In Washington, Ridder saw that I got the necessary press credentials and took me to the White House to cover my first presidential news conference - President Johnson said he was considering expanding the draft and calling up reservists to add to the 71,000 U.S. forces already there. One day, Ridder took me to lunch at the exclusive Metropolitan Club, where he motioned to a nearby table where David Rockefeller, Clark Clifford, Averill Harriman and Douglas Dillon sat, and said, "Take a good look. You'll never see that much wealth in one place again."

Ridder and his wife, Marie, also an accomplished journalist, invited my wife and me to dinners at their elegant home overlooking the Potomac River in McLean, Va., where I met their friends and neighbors like Sen. Robert F. Kennedy, Secretary of Interior Stewart Udall and Supreme Court Associate Justice Byron White. In addition to the Minnesota, North and South Dakota Congressional delegations - I represented newspapers in Grand Forks and Aberdeen as well. I also exploited my background as a commissioned officer in the Army and a pitcher in Cleveland Indians minor league teams in the Dakotas, North Carolina and West Virginia to gain access to other politicians and bureaucrats.

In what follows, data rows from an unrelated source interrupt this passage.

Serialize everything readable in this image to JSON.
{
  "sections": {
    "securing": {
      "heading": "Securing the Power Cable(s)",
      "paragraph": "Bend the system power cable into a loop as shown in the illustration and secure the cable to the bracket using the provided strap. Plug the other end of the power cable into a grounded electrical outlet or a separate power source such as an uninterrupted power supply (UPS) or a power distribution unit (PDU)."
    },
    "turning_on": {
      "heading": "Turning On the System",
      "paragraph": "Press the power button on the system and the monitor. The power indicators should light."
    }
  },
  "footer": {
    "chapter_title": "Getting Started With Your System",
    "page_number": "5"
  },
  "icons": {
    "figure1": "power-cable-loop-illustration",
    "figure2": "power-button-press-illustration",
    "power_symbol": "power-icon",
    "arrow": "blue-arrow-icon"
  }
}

One of the first stories I wrote was an assessment of Mondale's first year in the Senate. I gave him an 'A', based on deportment and deference to his elders, unlike Humphrey, who had come to the Senate at the same age and breathed defiance to all who opposed him "While good conduct marks may not win as many votes back home has a hefty chunk of pork barrel legislation, they are extremely important if a fledgling senator hopes to function effectively in the highly complex framework of the Senate," I wrote. Mondale said his main objective was "to develop the understanding and respect that I think is essential for the long pull. You have to establish a reputation for hard work, competence, reliability, common sense and honesty, and you have to learn the rules and get to know your colleagues."

I reported he was named to the Aeronautical and Space Science and Banking committees, and a short time later, replaced his senior colleague, Eugene McCarthy, on the Agriculture committee when McCarthy moved to the Foreign Relations committee. Mondale devoted most of his energies to issues important to Minnesota and supported President Johnson with few exceptions.

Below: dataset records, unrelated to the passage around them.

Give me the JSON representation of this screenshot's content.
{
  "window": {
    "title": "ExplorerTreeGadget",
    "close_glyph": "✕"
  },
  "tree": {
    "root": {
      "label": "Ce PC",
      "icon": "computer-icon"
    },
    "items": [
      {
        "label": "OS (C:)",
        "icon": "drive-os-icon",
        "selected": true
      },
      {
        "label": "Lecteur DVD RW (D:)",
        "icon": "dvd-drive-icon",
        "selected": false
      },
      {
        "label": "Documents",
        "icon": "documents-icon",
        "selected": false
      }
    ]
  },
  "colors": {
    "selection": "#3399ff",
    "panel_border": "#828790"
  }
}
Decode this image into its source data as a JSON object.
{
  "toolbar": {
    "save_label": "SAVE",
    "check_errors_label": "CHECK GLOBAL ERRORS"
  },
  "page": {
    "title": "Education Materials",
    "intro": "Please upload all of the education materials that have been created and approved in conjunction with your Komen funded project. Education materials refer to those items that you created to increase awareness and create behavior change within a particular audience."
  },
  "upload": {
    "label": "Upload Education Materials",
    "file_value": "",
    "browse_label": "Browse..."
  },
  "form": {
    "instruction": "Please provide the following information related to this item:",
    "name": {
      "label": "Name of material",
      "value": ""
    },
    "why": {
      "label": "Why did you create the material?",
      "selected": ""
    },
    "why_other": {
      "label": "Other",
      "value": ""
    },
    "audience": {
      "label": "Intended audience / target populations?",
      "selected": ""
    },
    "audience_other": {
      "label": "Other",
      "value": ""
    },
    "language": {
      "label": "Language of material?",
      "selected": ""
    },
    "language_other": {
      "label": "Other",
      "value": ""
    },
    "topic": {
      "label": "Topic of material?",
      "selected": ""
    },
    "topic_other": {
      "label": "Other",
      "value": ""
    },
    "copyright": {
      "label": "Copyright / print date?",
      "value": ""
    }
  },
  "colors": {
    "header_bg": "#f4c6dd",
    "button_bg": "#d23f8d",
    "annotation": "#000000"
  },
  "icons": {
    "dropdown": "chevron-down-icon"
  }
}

He also paid close attention to the advice of his mentor Humphrey, who told him how to avoid some of the pitfalls and analyzed the Senate sharply. If fact, Humphrey told his staff that whenever Mondale called, he would take the call, no matter how busy he was. Most of Mondale's colleagues predicted he would rise in the Senate hierarchy, which he did, winning full terms in 1966 and 1972 before Jimmy Carter chose him as his running mate in 1976.

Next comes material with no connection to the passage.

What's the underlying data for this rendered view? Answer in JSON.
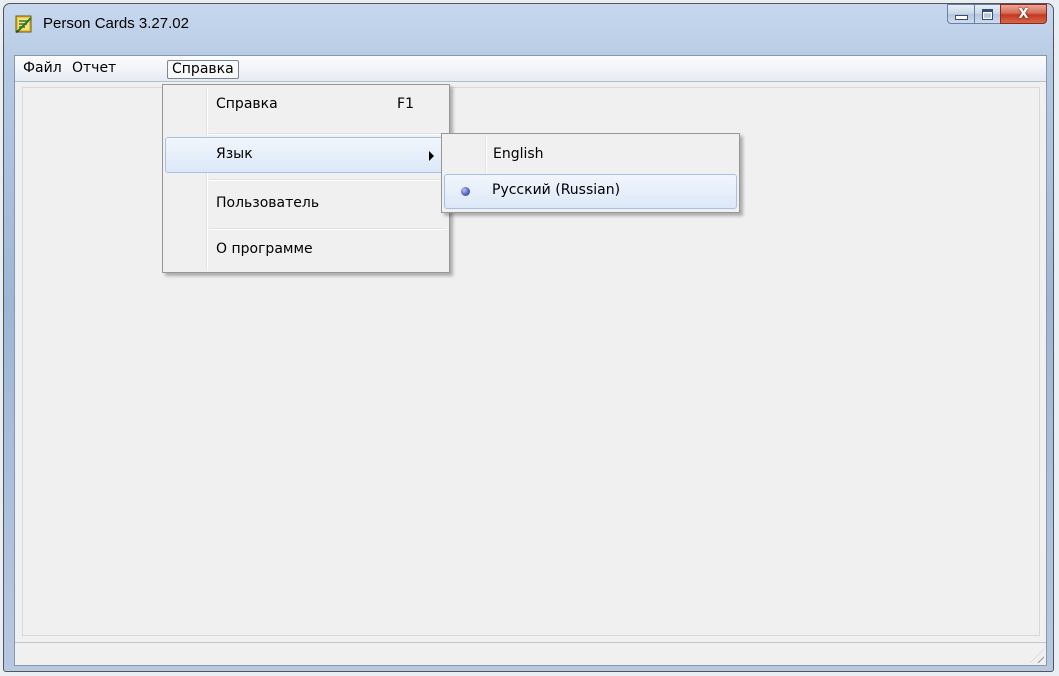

If Humphrey went out of his way to help Mondale, McCarthy did little to aid his new junior colleague. Aware of Mondale's loyalty to Humphrey, McCarthy basically treated Mondale as a political novice who had failed to prove himself. While McCarthy supported Mondale's bid for a full term in the 1966 election, he never treated him as an equal, and summed up his opinion of Mondale after he became Jimmy Carter's running mate by quipping that he "has the soul of a vice president."

When I became Mondale's vice presidential press secretary in 1977, some critics said he hired me because of my favorable coverage, but I pointed out that I wrote many critical articles as well, and quoted his words that he hired me to "get him out of journalism."

Anyway, if you are interested and patient, you can read this and many other many tales I tell about my 50 years in Washington in my forthcoming memoir, "Confessions of a Jurassaic Journalist: Sins Committed and Lessons Learned While Serving a Life Sentence in the Nation's Capital."

I hope it will justify my hope that my tombstone is inscribed. "He Was Never Bored."